Donatella Versace: Ik vond de euforie in de mode terug
Door Anna Moldenhauer
Donatella Versace is een Italiaanse modeontwerpster en zakenvrouw. Ze is de zus van de in 1997 vermoorde modeontwerper Gianni Versace. Ze heeft nog een broer, Santo Versace. Al als klein meisje was ze een inspiratiebron voor haar 9 jaar oudere broer.
In een exclusief interview met Vogue vertelt Donatella Versace over haar leven, haar werk en haar liefde voor mode.

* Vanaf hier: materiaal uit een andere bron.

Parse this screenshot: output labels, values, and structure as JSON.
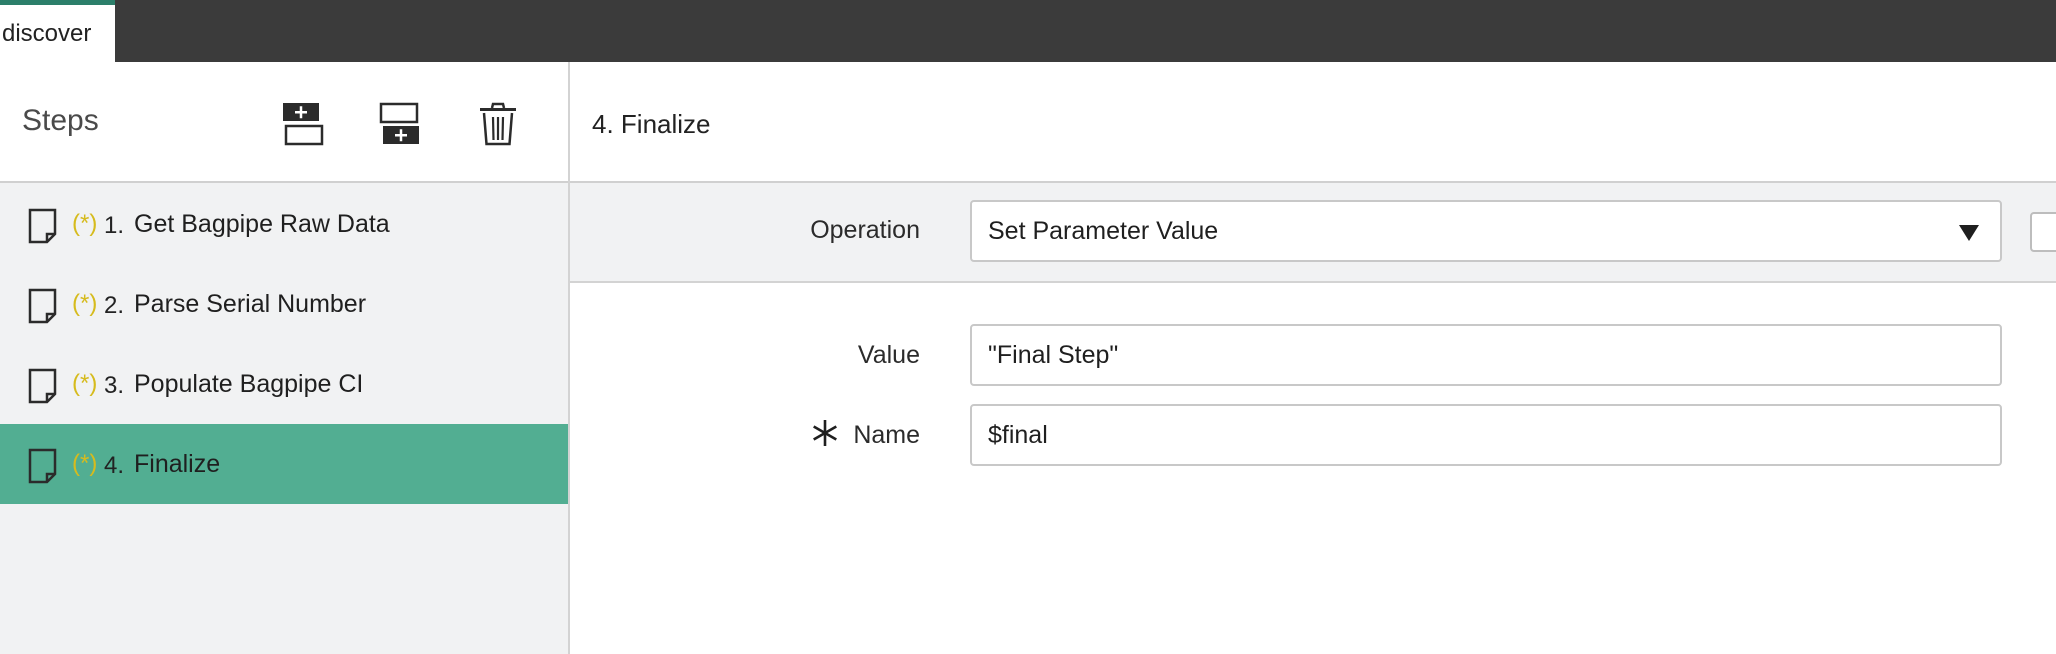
{
  "tabs": [
    {
      "label": "discover"
    }
  ],
  "steps_panel": {
    "title": "Steps",
    "tools": {
      "insert_above": "insert-step-above-icon",
      "insert_below": "insert-step-below-icon",
      "delete": "trash-icon"
    },
    "items": [
      {
        "marker": "(*)",
        "num": "1.",
        "label": "Get Bagpipe Raw Data",
        "selected": false
      },
      {
        "marker": "(*)",
        "num": "2.",
        "label": "Parse Serial Number",
        "selected": false
      },
      {
        "marker": "(*)",
        "num": "3.",
        "label": "Populate Bagpipe CI",
        "selected": false
      },
      {
        "marker": "(*)",
        "num": "4.",
        "label": "Finalize",
        "selected": true
      }
    ]
  },
  "detail": {
    "title": "4. Finalize",
    "operation": {
      "label": "Operation",
      "value": "Set Parameter Value"
    },
    "value_field": {
      "label": "Value",
      "value": "\"Final Step\""
    },
    "name_field": {
      "label": "Name",
      "value": "$final",
      "required": true
    }
  },
  "colors": {
    "topbar": "#3b3b3b",
    "tab_accent": "#2c7f6a",
    "selected_row": "#52ae92",
    "modified_marker": "#d6bb1d",
    "panel_bg": "#f1f2f3"
  }
}
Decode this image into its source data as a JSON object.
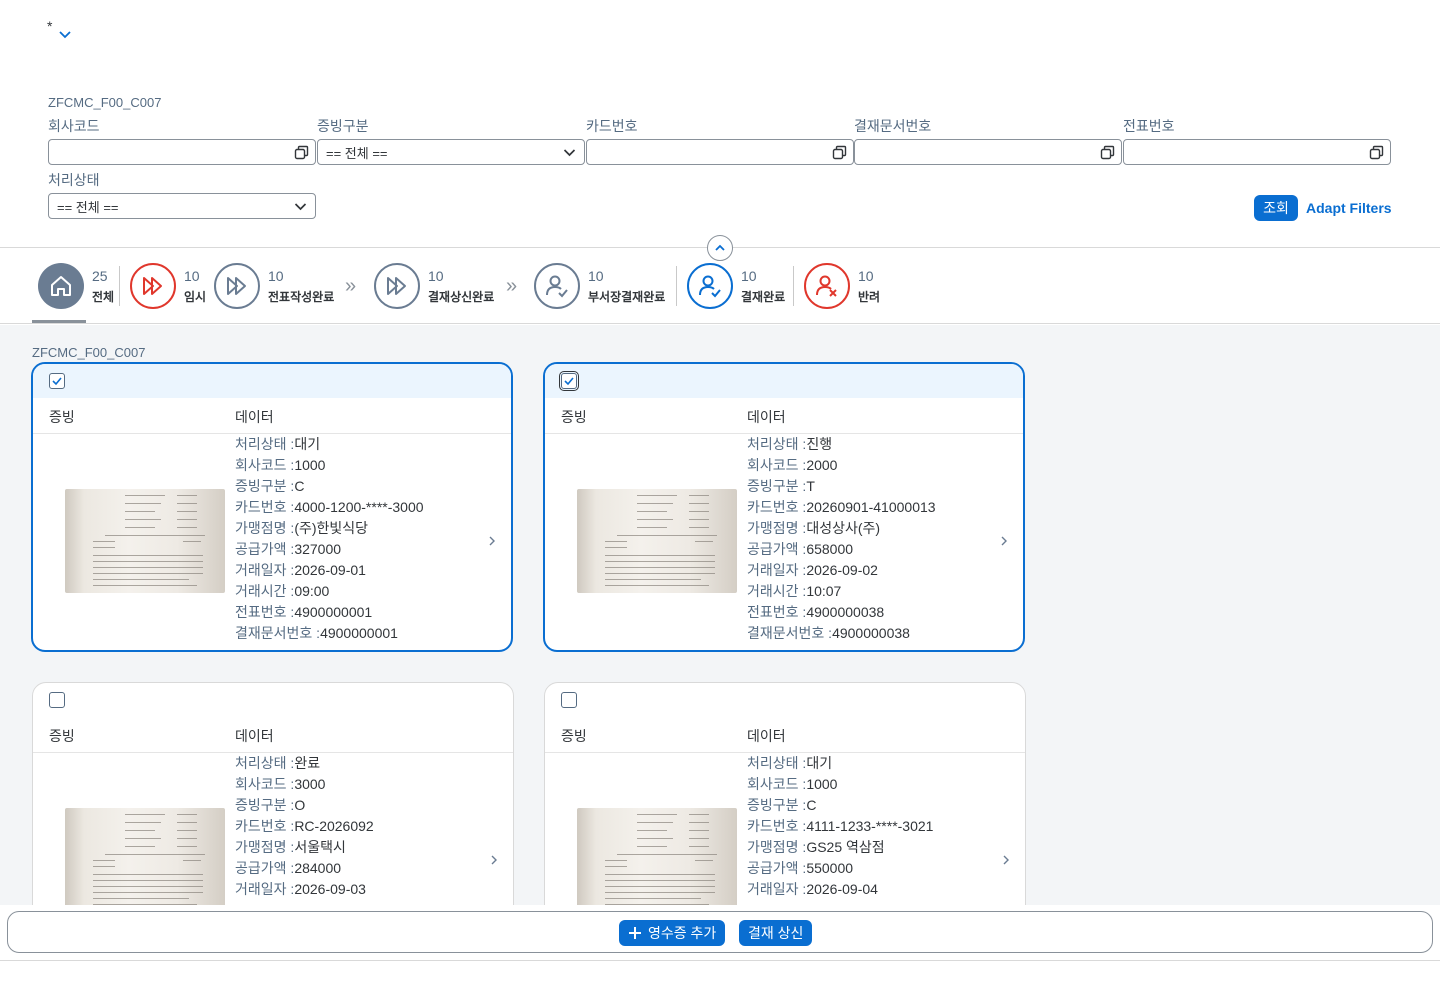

Vogue: Hoe was het om op te groeien met Gianni?
Donatella: Het was geweldig! Hij was mijn grote broer en hij beschermde me altijd. We waren erg close en ik keek altijd naar hem op.
Vogue: Wat heb je van hem geleerd over mode?
Donatella: Hij leerde me alles wat ik weet over mode. Hij was een genie en ik ben hem zo dankbaar voor alles wat hij me heeft geleerd.
Vogue: Hoe was het om Versace over te nemen na zijn dood?
Donatella: Het was erg moeilijk. Ik was nog niet klaar om het bedrijf over te nemen, maar ik wist dat ik het moest doen. Ik wilde zijn erfenis voortzetten.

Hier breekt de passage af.